“Aku percaya padamu,” ucapku sungguh-sungguh. Betapa aku benar-benar mengandalkan dia, dan aku tahu dia mengetahui itu.
Laki-laki yang berdiri di depanku, sekilas mengangguk. Aku tidak bisa melihat jelas, sebab dia memunggungiku. Kami berdua bertemu secara diam-diam di tempat aman. Angin malam menerbangkan kain yang ujungnya tersampir di kedua bahunya.
“Kita sudah cukup lama mengenal. Mistress bisa mengandalkanku.” Dia menjawab, sebelum sedikit berbalik.
Kami bertemu pandang, lalu sama-sama mengalihkan pandangan ke arah lain. Benar, aku dan dia sudah cukup lama mengenal. Selama itu pula, dia belum pernah sekali pun membuatku kecewa.
Aku mengangguk, mengucapkan terima kasih. Dia menangkap ujung kain merah yang dia kenakan, menggenggam salah satu ujung dengan tangan kanan sambil menunduk memberi hormat. Menit berikutnya, dia pergi. Aku memandang punggungnya yang berbalut kain merah kebanggaan milik ayah laki-laki itu.
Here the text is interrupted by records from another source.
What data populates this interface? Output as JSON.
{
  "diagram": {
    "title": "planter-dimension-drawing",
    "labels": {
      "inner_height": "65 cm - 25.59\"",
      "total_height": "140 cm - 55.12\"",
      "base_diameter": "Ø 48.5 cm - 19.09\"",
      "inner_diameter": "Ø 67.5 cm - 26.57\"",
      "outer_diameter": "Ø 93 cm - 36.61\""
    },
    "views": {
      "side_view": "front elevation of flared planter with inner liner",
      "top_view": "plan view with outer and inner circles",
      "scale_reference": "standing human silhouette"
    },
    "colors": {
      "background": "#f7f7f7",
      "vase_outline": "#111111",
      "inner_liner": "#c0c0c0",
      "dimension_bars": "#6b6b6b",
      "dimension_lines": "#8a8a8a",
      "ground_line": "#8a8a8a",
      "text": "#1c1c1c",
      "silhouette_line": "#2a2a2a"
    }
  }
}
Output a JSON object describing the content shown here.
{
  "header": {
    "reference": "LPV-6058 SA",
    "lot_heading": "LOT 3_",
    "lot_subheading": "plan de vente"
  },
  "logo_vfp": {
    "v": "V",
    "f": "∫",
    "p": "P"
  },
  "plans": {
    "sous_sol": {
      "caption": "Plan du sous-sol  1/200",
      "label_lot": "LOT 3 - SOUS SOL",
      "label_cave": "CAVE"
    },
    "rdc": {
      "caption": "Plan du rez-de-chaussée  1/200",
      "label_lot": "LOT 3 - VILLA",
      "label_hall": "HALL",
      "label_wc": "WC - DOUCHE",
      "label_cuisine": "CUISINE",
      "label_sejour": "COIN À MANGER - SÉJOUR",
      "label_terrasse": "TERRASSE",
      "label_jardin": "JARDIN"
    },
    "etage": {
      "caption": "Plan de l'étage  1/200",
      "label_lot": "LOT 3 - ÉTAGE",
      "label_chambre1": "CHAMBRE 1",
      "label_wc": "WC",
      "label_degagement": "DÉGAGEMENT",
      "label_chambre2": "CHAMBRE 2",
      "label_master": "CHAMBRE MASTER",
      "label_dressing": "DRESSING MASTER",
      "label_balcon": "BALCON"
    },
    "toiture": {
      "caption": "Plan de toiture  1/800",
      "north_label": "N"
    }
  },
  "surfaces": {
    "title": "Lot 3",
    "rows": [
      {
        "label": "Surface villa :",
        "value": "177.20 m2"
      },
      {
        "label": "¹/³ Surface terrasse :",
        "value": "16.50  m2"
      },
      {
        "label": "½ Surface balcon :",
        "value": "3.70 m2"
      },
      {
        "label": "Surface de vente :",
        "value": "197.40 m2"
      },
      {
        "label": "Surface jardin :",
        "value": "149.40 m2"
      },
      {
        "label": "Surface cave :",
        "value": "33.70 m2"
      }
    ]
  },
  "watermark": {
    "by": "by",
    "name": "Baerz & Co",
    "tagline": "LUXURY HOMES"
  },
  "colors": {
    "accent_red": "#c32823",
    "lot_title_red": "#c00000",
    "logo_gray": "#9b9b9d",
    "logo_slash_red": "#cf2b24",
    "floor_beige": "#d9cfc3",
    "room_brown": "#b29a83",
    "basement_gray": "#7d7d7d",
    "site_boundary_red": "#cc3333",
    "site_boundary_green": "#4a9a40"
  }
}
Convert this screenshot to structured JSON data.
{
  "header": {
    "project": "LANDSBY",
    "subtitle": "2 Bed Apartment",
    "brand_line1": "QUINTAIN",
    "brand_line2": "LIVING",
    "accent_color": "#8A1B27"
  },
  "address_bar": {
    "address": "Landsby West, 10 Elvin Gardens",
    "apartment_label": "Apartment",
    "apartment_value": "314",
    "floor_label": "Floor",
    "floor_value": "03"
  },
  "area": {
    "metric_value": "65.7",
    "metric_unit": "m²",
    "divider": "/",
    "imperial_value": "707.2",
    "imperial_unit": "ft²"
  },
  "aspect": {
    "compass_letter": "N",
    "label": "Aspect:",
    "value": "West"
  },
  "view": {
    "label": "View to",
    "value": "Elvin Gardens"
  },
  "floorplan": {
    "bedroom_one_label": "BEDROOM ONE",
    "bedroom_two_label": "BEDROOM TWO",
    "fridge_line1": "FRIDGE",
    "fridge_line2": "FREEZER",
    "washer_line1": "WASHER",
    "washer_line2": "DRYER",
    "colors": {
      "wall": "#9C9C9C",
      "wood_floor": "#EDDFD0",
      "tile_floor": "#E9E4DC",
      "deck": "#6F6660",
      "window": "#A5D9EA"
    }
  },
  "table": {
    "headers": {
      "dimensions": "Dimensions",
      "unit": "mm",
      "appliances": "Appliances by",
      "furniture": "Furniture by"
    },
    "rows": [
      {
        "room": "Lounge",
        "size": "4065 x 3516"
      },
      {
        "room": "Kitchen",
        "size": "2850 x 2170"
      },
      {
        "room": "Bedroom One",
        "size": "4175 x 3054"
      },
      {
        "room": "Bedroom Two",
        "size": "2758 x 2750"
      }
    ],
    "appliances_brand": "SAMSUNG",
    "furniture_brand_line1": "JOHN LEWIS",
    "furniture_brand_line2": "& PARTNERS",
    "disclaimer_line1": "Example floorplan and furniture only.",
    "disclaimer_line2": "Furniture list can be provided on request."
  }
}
Dia adalah pembawa pesan kepercayanku, seorang Spartan. Aku tidak pernah berani bertanya apa yang membuat dia sampai berutang nyawa pada Macedonia. Kain merah tua yang dikenakannya adalah pertanda bahwa dia, atau ayahnya pernah menjadi bagian pasukan penting pasukan Sparta. Orang-orang Sparta membanggakan ciri pakaian mereka, termasuk Athenians yang begitu mengagungkan warna biru.
Aku menarik napas dalam dan panjang, mengembuskan perlahan sebelum mengambil jalan berlainan arah. Langkahku menjauh dari tempat pertemuan kami. Sekarang, setidaknya aku bisa sedikit lega. Dua hal akan kulakukan bersamaan, tentu dengan sedikit bantuan orang lain. Aku bisa menyusul Hephaestion dan pasukan dengan tenang.
Persiapan sudah selesai, aku dan rombongan berangkat. Malam telah menjelang, dengan begitu putraku tidak akan merasakan panas di awal perjalanan panjangnya.
Tidak ada perpisahan atau pelepasan khusus ketika kelompok kecil kami meninggalkan Issus. Satu pun dari anggota keluarga Raja Darius yang tersisa tiada muncul. Aku tidak mengharapkan apa-apa dari mereka, tetapi sungguh mengecewakan melihat mereka yang menurutku terlalu congkak atas sikap baik Alexander.
Ibu, istri, dan anak-anak Raja Darius tetap diperlakukan seperti anggota kerajaan. Mereka hanya perlu menganggap Alexander menggantikan posisi Darius sebagai anak laki-laki, suami, dan juga seorang ayah. Setidaknya, menurutku keluarga Kerajaan Persia telah berhasil berpura-pura merasa menerima Alexander.
Keluarga Kerajaan Persia menolak berangkat bersama dengan kelompokku. Mereka beralasan akan mengadakan ritual keagamaan. Maka, mereka akan menyusul setelah semua urusan selesai. Sesungguhnya aku tidak terlalu peduli dengan ada atau tidaknya mereka. Ketika anak perempuan Raja Darius mengatakan gagasan itu di hadapan yang lain, tiada satu pun yang menanggapi, termasuk aku yang memilih diam.
Aku dan rombongan bersama dua orang pemandu jalan yang merupakan orang Persia, mengikuti arah di mana telah disebutkan oleh Hephaestion dalam suratnya untukku. Juga berdasarkan surat umum yang diberitakan kepada semua orang.
Kami menyusuri Sungai Nil, sampai akhirnya sampai ke Heliopolis.
Seorang pemuka agama menyambut ramah kedatangan kami. Katanya, mereka tahu akan ada kelompok Yunani yang menyusul, dan terdiri dari para perempuan dan beberapa penjaga.